The diamonds dataset contains information about ~54,000 diamonds, including price, carat, cut, clarity, and color.
Create a scatter plot with:
x-axis: carat
y-axis: price
library(ggplot2)
ggplot(diamonds, aes(x = carat, y = price)) + geom_point()
Question: What type of relationship appears between carat and price?
There is a positive relationship between carat and price. As the carat increases the price also increases.
Modify your plot:
Color points by cut
Add a meaningful title and axis labels
Apply theme_minimal()
ggplot(diamonds, aes(x = carat, y = price, color = cut)) +
geom_point() +
labs(title = "Diamond Price vs Carat by Cut",
x = "Carat",
y = "Price") +
theme_minimal()
Question: Which cut appears to have higher prices at similar carat values?
The ideal and premium cuts appear to have higher prices at similar carat values.
Add a regression line:
ggplot(diamonds, aes(x = carat, y = price, color = cut)) +
geom_point() +
geom_smooth(method = "lm") +
labs(title = "Diamond Price vs Carat by Cut",
x = "Carat",
y = "Price") +
theme_minimal()
## `geom_smooth()` using formula = 'y ~ x'
Question: Does the relationship between carat and price appear linear?
The relationship looks mostly positive but not perfectly linear.
Question: What does the “lm” option do in the geom_smooth command? What are the other options and what do they do?
The “lm” option tells ggplot to use a linear model which draws a stright best fit regression line through the data. Other options incle “loses”, which creates a smooth curved line that follows the pattern of the data “gam”, which allows more flexible curves, and “glm” which uses a gernealized lionear model for differnt types of data.
Because the dataset is large, reduce overplotting by:
Adjusting alpha
Changing point size
Trying geom_jitter()
ggplot(diamonds, aes(x = carat, y = price, color = cut)) +
geom_jitter(alpha = 0.3, size = 1) +
geom_smooth(method = "lm") +
labs(title = "Diamond Price vs Carat by Cut",
x = "Carat",
y = "Price") +
theme_minimal()
## `geom_smooth()` using formula = 'y ~ x'
Question: Why is overplotting a concern with large datasets?
Many datapoints overlap, making it hard to see the true pattern.
Question: What does the alpha command do and how does it help with overplotting?

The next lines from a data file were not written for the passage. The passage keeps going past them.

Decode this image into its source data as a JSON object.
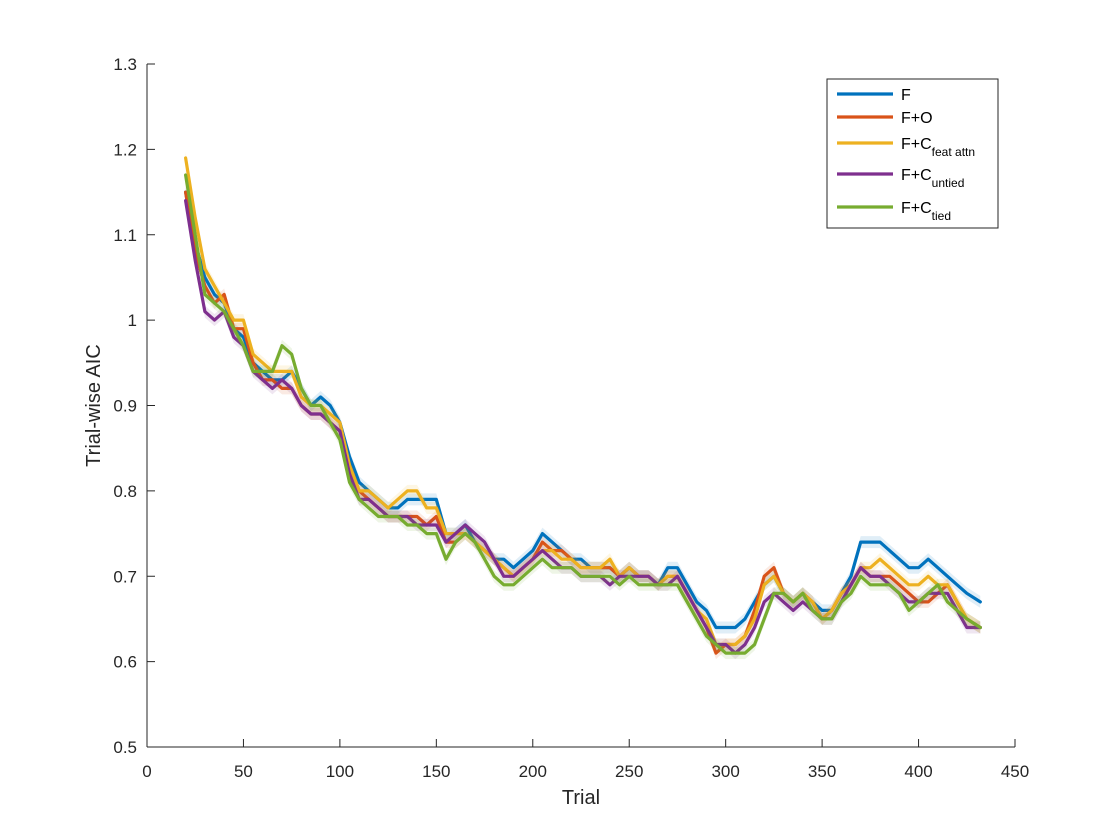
{
  "chart_data": {
    "type": "line",
    "title": "",
    "xlabel": "Trial",
    "ylabel": "Trial-wise AIC",
    "xlim": [
      0,
      450
    ],
    "ylim": [
      0.5,
      1.3
    ],
    "xticks": [
      0,
      50,
      100,
      150,
      200,
      250,
      300,
      350,
      400,
      450
    ],
    "yticks": [
      0.5,
      0.6,
      0.7,
      0.8,
      0.9,
      1.0,
      1.1,
      1.2,
      1.3
    ],
    "xtick_labels": [
      "0",
      "50",
      "100",
      "150",
      "200",
      "250",
      "300",
      "350",
      "400",
      "450"
    ],
    "ytick_labels": [
      "0.5",
      "0.6",
      "0.7",
      "0.8",
      "0.9",
      "1",
      "1.1",
      "1.2",
      "1.3"
    ],
    "grid": false,
    "legend_position": "top-right",
    "legend": [
      {
        "base": "F",
        "sub": ""
      },
      {
        "base": "F+O",
        "sub": ""
      },
      {
        "base": "F+C",
        "sub": "feat attn"
      },
      {
        "base": "F+C",
        "sub": "untied"
      },
      {
        "base": "F+C",
        "sub": "tied"
      }
    ],
    "series": [
      {
        "name": "F",
        "color": "#0072BD",
        "x": [
          20,
          25,
          30,
          35,
          40,
          45,
          50,
          55,
          60,
          65,
          70,
          75,
          80,
          85,
          90,
          95,
          100,
          105,
          110,
          115,
          120,
          125,
          130,
          135,
          140,
          145,
          150,
          155,
          160,
          165,
          170,
          175,
          180,
          185,
          190,
          195,
          200,
          205,
          210,
          215,
          220,
          225,
          230,
          235,
          240,
          245,
          250,
          255,
          260,
          265,
          270,
          275,
          280,
          285,
          290,
          295,
          300,
          305,
          310,
          315,
          320,
          325,
          330,
          335,
          340,
          345,
          350,
          355,
          360,
          365,
          370,
          375,
          380,
          385,
          390,
          395,
          400,
          405,
          410,
          415,
          420,
          425,
          432
        ],
        "y": [
          1.15,
          1.09,
          1.05,
          1.03,
          1.02,
          0.99,
          0.98,
          0.95,
          0.94,
          0.93,
          0.93,
          0.94,
          0.92,
          0.9,
          0.91,
          0.9,
          0.88,
          0.84,
          0.81,
          0.8,
          0.79,
          0.78,
          0.78,
          0.79,
          0.79,
          0.79,
          0.79,
          0.75,
          0.75,
          0.76,
          0.74,
          0.73,
          0.72,
          0.72,
          0.71,
          0.72,
          0.73,
          0.75,
          0.74,
          0.73,
          0.72,
          0.72,
          0.71,
          0.71,
          0.71,
          0.7,
          0.71,
          0.7,
          0.7,
          0.69,
          0.71,
          0.71,
          0.69,
          0.67,
          0.66,
          0.64,
          0.64,
          0.64,
          0.65,
          0.67,
          0.69,
          0.7,
          0.68,
          0.67,
          0.68,
          0.67,
          0.66,
          0.66,
          0.68,
          0.7,
          0.74,
          0.74,
          0.74,
          0.73,
          0.72,
          0.71,
          0.71,
          0.72,
          0.71,
          0.7,
          0.69,
          0.68,
          0.67
        ]
      },
      {
        "name": "F+O",
        "color": "#D95319",
        "x": [
          20,
          25,
          30,
          35,
          40,
          45,
          50,
          55,
          60,
          65,
          70,
          75,
          80,
          85,
          90,
          95,
          100,
          105,
          110,
          115,
          120,
          125,
          130,
          135,
          140,
          145,
          150,
          155,
          160,
          165,
          170,
          175,
          180,
          185,
          190,
          195,
          200,
          205,
          210,
          215,
          220,
          225,
          230,
          235,
          240,
          245,
          250,
          255,
          260,
          265,
          270,
          275,
          280,
          285,
          290,
          295,
          300,
          305,
          310,
          315,
          320,
          325,
          330,
          335,
          340,
          345,
          350,
          355,
          360,
          365,
          370,
          375,
          380,
          385,
          390,
          395,
          400,
          405,
          410,
          415,
          420,
          425,
          432
        ],
        "y": [
          1.15,
          1.08,
          1.04,
          1.02,
          1.03,
          0.99,
          0.99,
          0.95,
          0.93,
          0.93,
          0.92,
          0.92,
          0.9,
          0.89,
          0.89,
          0.88,
          0.87,
          0.83,
          0.8,
          0.79,
          0.78,
          0.77,
          0.77,
          0.77,
          0.77,
          0.76,
          0.77,
          0.74,
          0.74,
          0.75,
          0.74,
          0.73,
          0.72,
          0.71,
          0.7,
          0.71,
          0.72,
          0.74,
          0.73,
          0.73,
          0.72,
          0.71,
          0.71,
          0.71,
          0.71,
          0.7,
          0.71,
          0.7,
          0.7,
          0.69,
          0.7,
          0.7,
          0.68,
          0.66,
          0.64,
          0.61,
          0.62,
          0.62,
          0.63,
          0.66,
          0.7,
          0.71,
          0.68,
          0.67,
          0.68,
          0.67,
          0.65,
          0.66,
          0.68,
          0.69,
          0.71,
          0.7,
          0.7,
          0.7,
          0.69,
          0.68,
          0.67,
          0.67,
          0.68,
          0.69,
          0.67,
          0.65,
          0.64
        ]
      },
      {
        "name": "F+C feat attn",
        "color": "#EDB120",
        "x": [
          20,
          25,
          30,
          35,
          40,
          45,
          50,
          55,
          60,
          65,
          70,
          75,
          80,
          85,
          90,
          95,
          100,
          105,
          110,
          115,
          120,
          125,
          130,
          135,
          140,
          145,
          150,
          155,
          160,
          165,
          170,
          175,
          180,
          185,
          190,
          195,
          200,
          205,
          210,
          215,
          220,
          225,
          230,
          235,
          240,
          245,
          250,
          255,
          260,
          265,
          270,
          275,
          280,
          285,
          290,
          295,
          300,
          305,
          310,
          315,
          320,
          325,
          330,
          335,
          340,
          345,
          350,
          355,
          360,
          365,
          370,
          375,
          380,
          385,
          390,
          395,
          400,
          405,
          410,
          415,
          420,
          425,
          432
        ],
        "y": [
          1.19,
          1.12,
          1.06,
          1.04,
          1.02,
          1.0,
          1.0,
          0.96,
          0.95,
          0.94,
          0.94,
          0.94,
          0.91,
          0.9,
          0.9,
          0.89,
          0.88,
          0.83,
          0.8,
          0.8,
          0.79,
          0.78,
          0.79,
          0.8,
          0.8,
          0.78,
          0.78,
          0.75,
          0.75,
          0.75,
          0.74,
          0.73,
          0.72,
          0.71,
          0.7,
          0.71,
          0.72,
          0.73,
          0.73,
          0.72,
          0.72,
          0.71,
          0.71,
          0.71,
          0.72,
          0.7,
          0.71,
          0.7,
          0.7,
          0.69,
          0.7,
          0.7,
          0.68,
          0.66,
          0.65,
          0.62,
          0.62,
          0.62,
          0.63,
          0.65,
          0.69,
          0.7,
          0.68,
          0.67,
          0.68,
          0.67,
          0.65,
          0.66,
          0.68,
          0.69,
          0.71,
          0.71,
          0.72,
          0.71,
          0.7,
          0.69,
          0.69,
          0.7,
          0.69,
          0.69,
          0.67,
          0.65,
          0.64
        ]
      },
      {
        "name": "F+C untied",
        "color": "#7E2F8E",
        "x": [
          20,
          25,
          30,
          35,
          40,
          45,
          50,
          55,
          60,
          65,
          70,
          75,
          80,
          85,
          90,
          95,
          100,
          105,
          110,
          115,
          120,
          125,
          130,
          135,
          140,
          145,
          150,
          155,
          160,
          165,
          170,
          175,
          180,
          185,
          190,
          195,
          200,
          205,
          210,
          215,
          220,
          225,
          230,
          235,
          240,
          245,
          250,
          255,
          260,
          265,
          270,
          275,
          280,
          285,
          290,
          295,
          300,
          305,
          310,
          315,
          320,
          325,
          330,
          335,
          340,
          345,
          350,
          355,
          360,
          365,
          370,
          375,
          380,
          385,
          390,
          395,
          400,
          405,
          410,
          415,
          420,
          425,
          432
        ],
        "y": [
          1.14,
          1.07,
          1.01,
          1.0,
          1.01,
          0.98,
          0.97,
          0.94,
          0.93,
          0.92,
          0.93,
          0.92,
          0.9,
          0.89,
          0.89,
          0.88,
          0.87,
          0.82,
          0.79,
          0.79,
          0.78,
          0.77,
          0.77,
          0.77,
          0.76,
          0.76,
          0.76,
          0.74,
          0.75,
          0.76,
          0.75,
          0.74,
          0.72,
          0.7,
          0.7,
          0.71,
          0.72,
          0.73,
          0.72,
          0.71,
          0.71,
          0.7,
          0.7,
          0.7,
          0.69,
          0.7,
          0.7,
          0.7,
          0.7,
          0.69,
          0.69,
          0.7,
          0.68,
          0.66,
          0.64,
          0.62,
          0.62,
          0.61,
          0.62,
          0.64,
          0.67,
          0.68,
          0.67,
          0.66,
          0.67,
          0.66,
          0.65,
          0.65,
          0.67,
          0.69,
          0.71,
          0.7,
          0.7,
          0.69,
          0.68,
          0.67,
          0.67,
          0.68,
          0.68,
          0.68,
          0.66,
          0.64,
          0.64
        ]
      },
      {
        "name": "F+C tied",
        "color": "#77AC30",
        "x": [
          20,
          25,
          30,
          35,
          40,
          45,
          50,
          55,
          60,
          65,
          70,
          75,
          80,
          85,
          90,
          95,
          100,
          105,
          110,
          115,
          120,
          125,
          130,
          135,
          140,
          145,
          150,
          155,
          160,
          165,
          170,
          175,
          180,
          185,
          190,
          195,
          200,
          205,
          210,
          215,
          220,
          225,
          230,
          235,
          240,
          245,
          250,
          255,
          260,
          265,
          270,
          275,
          280,
          285,
          290,
          295,
          300,
          305,
          310,
          315,
          320,
          325,
          330,
          335,
          340,
          345,
          350,
          355,
          360,
          365,
          370,
          375,
          380,
          385,
          390,
          395,
          400,
          405,
          410,
          415,
          420,
          425,
          432
        ],
        "y": [
          1.17,
          1.1,
          1.03,
          1.02,
          1.01,
          0.99,
          0.97,
          0.94,
          0.94,
          0.94,
          0.97,
          0.96,
          0.92,
          0.9,
          0.9,
          0.88,
          0.86,
          0.81,
          0.79,
          0.78,
          0.77,
          0.77,
          0.77,
          0.76,
          0.76,
          0.75,
          0.75,
          0.72,
          0.74,
          0.75,
          0.74,
          0.72,
          0.7,
          0.69,
          0.69,
          0.7,
          0.71,
          0.72,
          0.71,
          0.71,
          0.71,
          0.7,
          0.7,
          0.7,
          0.7,
          0.69,
          0.7,
          0.69,
          0.69,
          0.69,
          0.69,
          0.69,
          0.67,
          0.65,
          0.63,
          0.62,
          0.61,
          0.61,
          0.61,
          0.62,
          0.65,
          0.68,
          0.68,
          0.67,
          0.68,
          0.66,
          0.65,
          0.65,
          0.67,
          0.68,
          0.7,
          0.69,
          0.69,
          0.69,
          0.68,
          0.66,
          0.67,
          0.68,
          0.69,
          0.67,
          0.66,
          0.65,
          0.64
        ]
      }
    ]
  }
}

Makes the points more transparent so overlapping points become easier to see.
Question: Based on what you see, what are the risks and benefits of using geom_jitter?
The benefit is thay it spreads points out so overlapping points are easier to see, but the risk if that it slightly moves the points and may make the data look a little less exact.
Create a scatter plot:
table vs price
Points colored by clarity
Facet by cut (we learn alot more about this later, but just give it a try!)

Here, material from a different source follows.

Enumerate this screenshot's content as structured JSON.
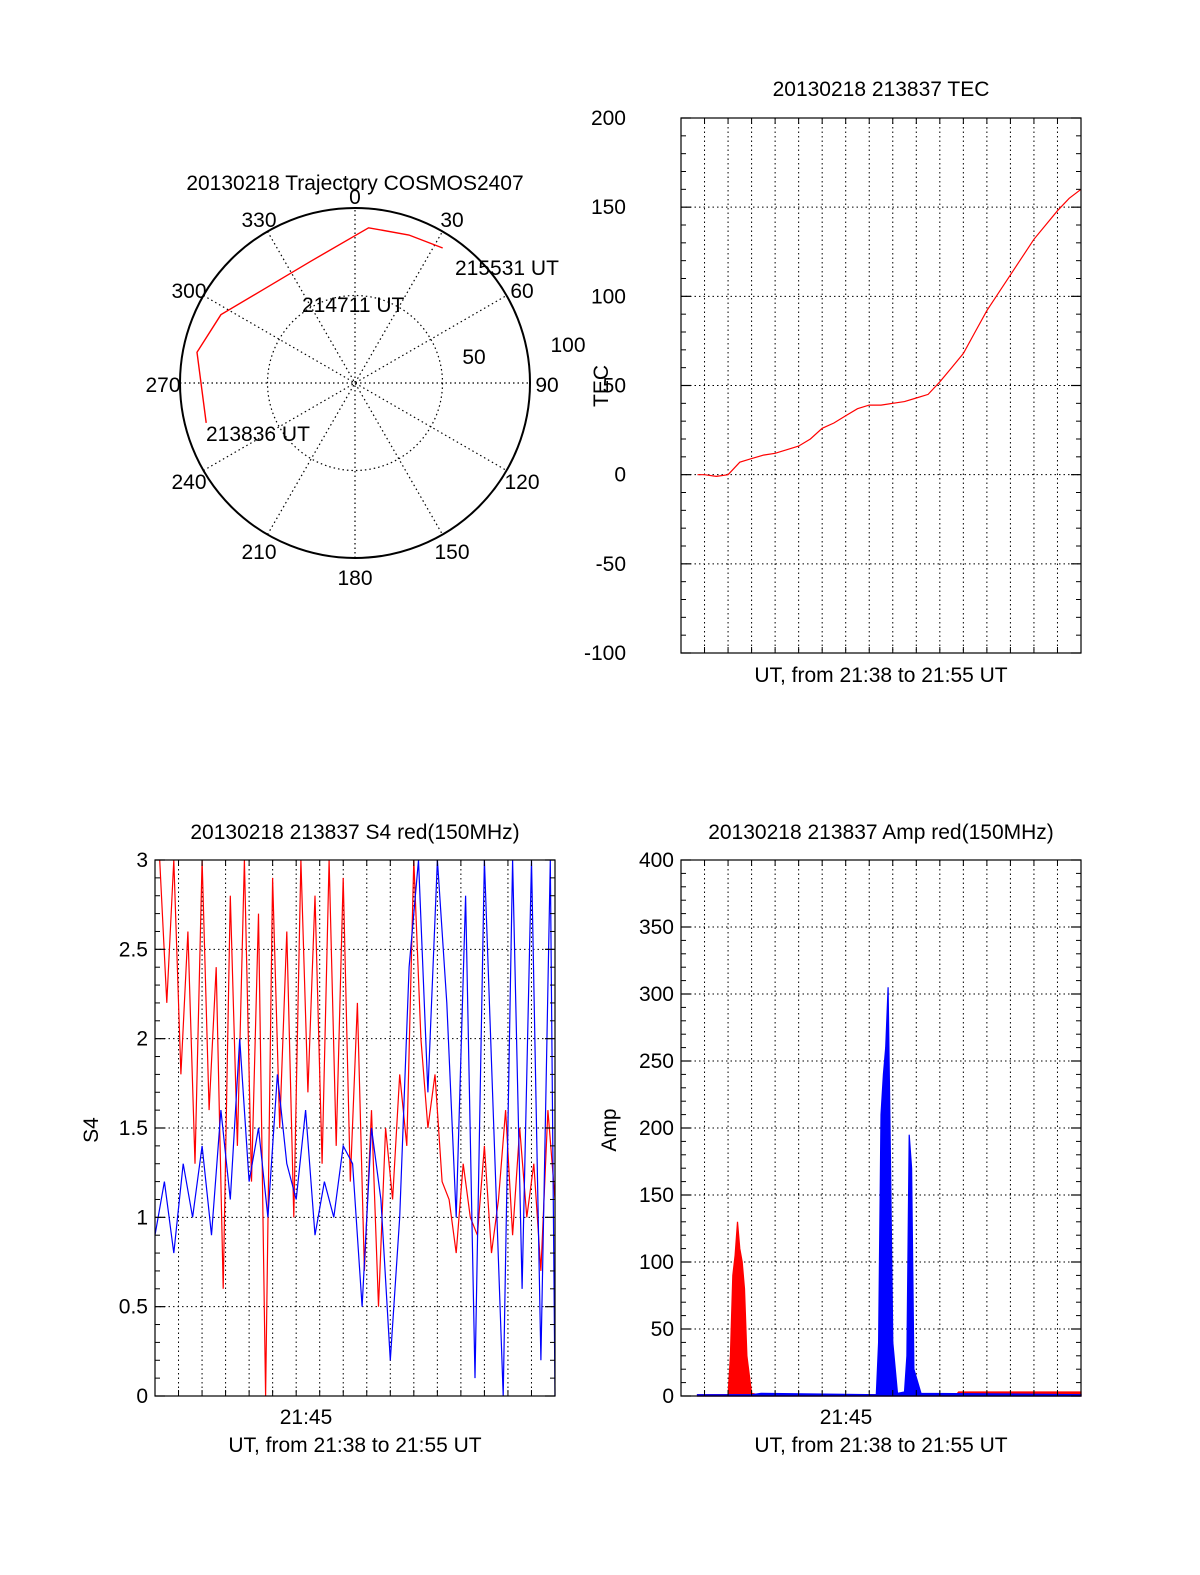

ggplot(diamonds, aes(x = table, y = price, color = clarity)) +
geom_point(alpha = 0.3, size = 1) +
facet_wrap(~cut) +
theme_minimal()
Question: Does the relationship differ by cut?
Yes the relationship differs by cut. Each categroy shows a slightly differnt pattern and spread of pieces.
The economics dataset contains monthly US economic data over time.
Create a line plot:
x-axis: date
y-axis: unemploy
ggplot(economics, aes(x = date, y = unemploy)) +
geom_line()
Question: Describe the overall trend over time.
The overall trend shpws that unemployment changes over time with several increases and decreases. ## Task 7: Multiple Lines on One Plot
Reshape the data using pivot_longer() to plot:
uempmed
psavert
Then create a multi-line plot with:
library(tidyr)
economics_long <- pivot_longer(economics, cols = c(uempmed, psavert),
names_to = "variable", values_to = "value")
ggplot(economics_long, aes(x = date, y = value, color = variable)) +
geom_line()
Question: Do these variables appear to move together over time?
no, the variables do not move together consistently over time. Sometimes they increase or decrease at the same time, but often follow diff trends.
Enhance your plot by:
Changing line width
Customizing colors
Formatting the date axis
Adding title, subtitle, and caption
Applying a theme (theme_bw() or theme_classic())
ggplot(economics_long, aes(x = date, y = value, color = variable)) +
geom_line(linewidth = 1.2) +
scale_color_manual(values = c("pink", "yellow")) +
scale_x_date(date_labels = "%Y", date_breaks = "5 years") +
labs(
title = "Economic Trends Over Time",
subtitle = "U.S. Unemployment Duration vs Personal Savings Rate",
caption = "Source: ggplot2 economics dataset",
x = "Year",
y = "Value"
) +
theme_classic()